If You’re Going to Rely on Savings Targets, Specify the Baseline

As CRFB has certainly been making clear, we would prefer a "big deal" that dealt with all areas of the budget and reduced debt as a share of the economy. But given the time constraints and the need to raise the debt ceiling, we’ve also argued that a two-step process with strong enforcement mechanisms could be the next best way to achieve a sustainable debt path. If lawmakers go with the two-step process that requires and enforces certain savings, how you measure those savings matters.

The Boehner proposal calls for $1.8 trillion in deficit reduction to come out of a joint congressional committee made up of 12 members -- but there has been some confusion about what the savings in Speaker Boehner’s proposal would be judged against, given that the legislation doesn’t specify which baseline it uses.
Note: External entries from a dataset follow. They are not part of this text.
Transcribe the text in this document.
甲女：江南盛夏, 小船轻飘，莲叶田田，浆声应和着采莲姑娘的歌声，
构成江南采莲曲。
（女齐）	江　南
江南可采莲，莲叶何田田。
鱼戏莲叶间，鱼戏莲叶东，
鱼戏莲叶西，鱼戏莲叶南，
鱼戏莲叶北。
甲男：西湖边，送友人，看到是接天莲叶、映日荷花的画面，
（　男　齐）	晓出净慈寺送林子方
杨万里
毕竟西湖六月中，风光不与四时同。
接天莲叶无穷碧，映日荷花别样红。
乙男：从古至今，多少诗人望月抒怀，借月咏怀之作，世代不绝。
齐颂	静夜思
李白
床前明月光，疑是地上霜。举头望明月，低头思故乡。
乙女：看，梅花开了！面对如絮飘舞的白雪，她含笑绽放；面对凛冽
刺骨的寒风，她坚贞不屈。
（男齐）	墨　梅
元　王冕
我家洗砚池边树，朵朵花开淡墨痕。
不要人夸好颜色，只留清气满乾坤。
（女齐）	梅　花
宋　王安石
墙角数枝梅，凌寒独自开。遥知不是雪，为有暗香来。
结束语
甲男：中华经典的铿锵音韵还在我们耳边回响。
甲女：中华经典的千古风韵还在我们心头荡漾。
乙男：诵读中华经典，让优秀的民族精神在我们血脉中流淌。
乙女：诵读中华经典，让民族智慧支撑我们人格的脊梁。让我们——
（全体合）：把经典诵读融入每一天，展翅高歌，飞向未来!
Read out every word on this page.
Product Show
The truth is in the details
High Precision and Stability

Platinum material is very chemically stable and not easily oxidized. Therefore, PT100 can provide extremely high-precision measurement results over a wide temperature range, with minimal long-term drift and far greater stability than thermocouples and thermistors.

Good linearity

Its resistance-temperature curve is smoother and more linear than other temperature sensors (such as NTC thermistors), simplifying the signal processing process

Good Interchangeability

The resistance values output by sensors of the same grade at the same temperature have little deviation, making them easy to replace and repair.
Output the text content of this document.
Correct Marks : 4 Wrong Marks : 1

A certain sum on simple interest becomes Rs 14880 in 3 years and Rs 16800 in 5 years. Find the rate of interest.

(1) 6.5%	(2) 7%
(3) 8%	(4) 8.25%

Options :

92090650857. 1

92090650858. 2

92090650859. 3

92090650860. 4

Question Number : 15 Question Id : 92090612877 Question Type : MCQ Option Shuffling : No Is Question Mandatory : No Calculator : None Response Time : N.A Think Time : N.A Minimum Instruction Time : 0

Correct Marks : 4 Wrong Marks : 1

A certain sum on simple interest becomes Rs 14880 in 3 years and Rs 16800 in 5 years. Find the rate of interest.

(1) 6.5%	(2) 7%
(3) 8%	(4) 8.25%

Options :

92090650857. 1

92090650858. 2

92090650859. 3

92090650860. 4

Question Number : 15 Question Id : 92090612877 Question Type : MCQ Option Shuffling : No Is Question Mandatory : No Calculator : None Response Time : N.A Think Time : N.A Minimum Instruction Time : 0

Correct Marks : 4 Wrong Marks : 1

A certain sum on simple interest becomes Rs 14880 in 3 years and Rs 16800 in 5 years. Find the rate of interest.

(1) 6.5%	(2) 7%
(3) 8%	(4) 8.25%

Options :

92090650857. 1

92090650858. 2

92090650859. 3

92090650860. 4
However, by remaining silent and directing CBO to estimate the savings that come out of the joint committee’s recommendations under normal procedures, the Boehner proposal appears to require the committee’s recommendations be scored against CBO's current law baseline, which assumes expiration of all the 2001/2003/2010 tax cuts as well as no AMT patches or “doc fixes.”

As a result, a potential tax reform proposal which could result in $800 billion more revenues than a current policy baseline (in which all tax cuts are extended, and which was reportedly agreed to in the Obama and Boehner negotiations that broke down) would not count as deficit reduction. In fact, CBO would score such a proposal as increasing the deficit given that revenues would be lower than under current law.

However, targeted tax changes that do not address the expiring tax cuts one way or another, such as elimination of specific tax preferences or new taxes, would count as deficit reduction. Using a current law baseline for measuring savings would also allow the committee to claim savings from limits on OCO spending that take credit for the troop drawdown already in place, which CRFB has already described as a gimmick.

Reid's proposal would avoid the question of baselines and what savings would be counted by giving the joint committee the goal of reducing the deficit to 3 percent of GDP. However, the Reid proposal does not say when that goal would be achieved. It is also unclear whether the committee could achieve that goal by remaining silent on items such as the AMT, the “doc fix”, and by taking credit for the additional revenues and spending reductions assumed in the baseline, even though Congress would still need to deal with those issues.

In order to get beyond the baseline confusion and the potential for gimmicks to artificially inflate savings, CRFB supports debt-to-GDP targets and corresponding savings targets to ensure that legislation actually achieves the goal of reducing our debt as a share of the economy.

In the past, we have recommended that lawmakers institute a debt-to-GDP target of 60 percent by the end of the decade. The very minimum goal of any debt plan should be to stabilize the debt and put debt on a declining path by the end of the decade, as the National Commission on Fiscal Responsibility and Reform recommended. In addition, the plan should either be required to explicitly address expiring provisions or achieve the debt targets assuming they are extended in their current form.